Though a lot of behavioral science goes in behind the scenes. Now we all know that you never purchase any kind of item with real cash. You buy virtual coins/gold bar at a certain exchange rate by paying real cash. And then with those coins/gold, you purchase the in-app goods. When you pay cash for something, you see it leave your hands, and you get a very immediate sense of depletion, but while paying for cards, that’s already saved in your google account, you tend to spend more in comparison to real cash for the same utility and item. Also, developers do analyze the data about the time stamp when the users closed the application or game. The developers try to answer these questions: Did the user quit because the level was difficult?  They are unable to kill the dragon or what? The pain points are analyzed, and developers then may incentivize you to keep on playing by offering that the entire level may be skipped by paying this amount, or you may unlock a special weapon at this stage. 

Some of the other facts are: 

a.    2018 DOTA 2 Int’l prize money was $ 25.2 Million, and that puts it ahead of Daytona, Tour de France, or even US Open (Golf) in comparison to prize money.
b.     Global e-sports audience is approaching 500 million by the end of FY202
c.      According to TwitchTracker, 560 billion minutes of Twitch was watched over 2018 – rising from 255 billion minutes in 2017 – an increase of 58%. And that’s too when the site is banned in China.

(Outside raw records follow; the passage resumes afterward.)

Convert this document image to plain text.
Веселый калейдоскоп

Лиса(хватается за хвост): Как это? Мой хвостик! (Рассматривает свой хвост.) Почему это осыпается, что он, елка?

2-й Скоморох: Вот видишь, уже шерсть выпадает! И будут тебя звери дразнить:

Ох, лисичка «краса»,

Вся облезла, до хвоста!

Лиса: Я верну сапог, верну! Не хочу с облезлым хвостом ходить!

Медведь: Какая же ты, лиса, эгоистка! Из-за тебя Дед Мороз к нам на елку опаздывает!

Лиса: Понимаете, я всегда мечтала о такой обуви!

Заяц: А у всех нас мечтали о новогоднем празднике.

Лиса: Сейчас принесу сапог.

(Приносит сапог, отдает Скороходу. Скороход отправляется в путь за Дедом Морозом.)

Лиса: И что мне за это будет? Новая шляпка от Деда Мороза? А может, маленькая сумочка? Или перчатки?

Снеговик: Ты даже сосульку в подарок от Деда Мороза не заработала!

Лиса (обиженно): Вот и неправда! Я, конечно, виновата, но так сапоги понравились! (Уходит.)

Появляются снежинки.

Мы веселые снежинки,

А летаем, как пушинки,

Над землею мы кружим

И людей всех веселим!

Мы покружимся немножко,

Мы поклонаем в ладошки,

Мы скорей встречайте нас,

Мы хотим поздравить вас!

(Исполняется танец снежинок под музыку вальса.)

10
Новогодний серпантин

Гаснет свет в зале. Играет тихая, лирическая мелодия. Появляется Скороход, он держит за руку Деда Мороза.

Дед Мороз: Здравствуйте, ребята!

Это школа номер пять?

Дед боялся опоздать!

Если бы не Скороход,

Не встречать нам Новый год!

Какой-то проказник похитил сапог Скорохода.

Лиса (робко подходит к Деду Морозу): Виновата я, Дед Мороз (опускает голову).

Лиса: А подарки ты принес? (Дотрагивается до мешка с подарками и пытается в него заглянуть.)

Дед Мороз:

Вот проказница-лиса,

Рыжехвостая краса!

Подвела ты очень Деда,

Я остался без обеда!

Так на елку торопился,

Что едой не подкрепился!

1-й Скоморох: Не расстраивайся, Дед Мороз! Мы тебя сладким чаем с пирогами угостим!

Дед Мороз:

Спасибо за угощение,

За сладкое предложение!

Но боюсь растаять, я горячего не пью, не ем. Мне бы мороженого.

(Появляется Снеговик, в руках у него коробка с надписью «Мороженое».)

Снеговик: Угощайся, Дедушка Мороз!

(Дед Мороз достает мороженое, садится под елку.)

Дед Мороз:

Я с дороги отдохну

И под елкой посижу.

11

The bottom line is this simple line that Mr. Ben Gilbert used in his article on Business Insider. 

“I've been playing games on Google's ambitious new Netflix-like game service for the last week, and it's clear the service isn't ready for primetime.” 

So if a person got hooked, he would be less switching for media content. Right?  And if he got caught again, would he buy all those Predator, Razor, ROG series? 
And I would conclude by quoting,  “Are you getting it?”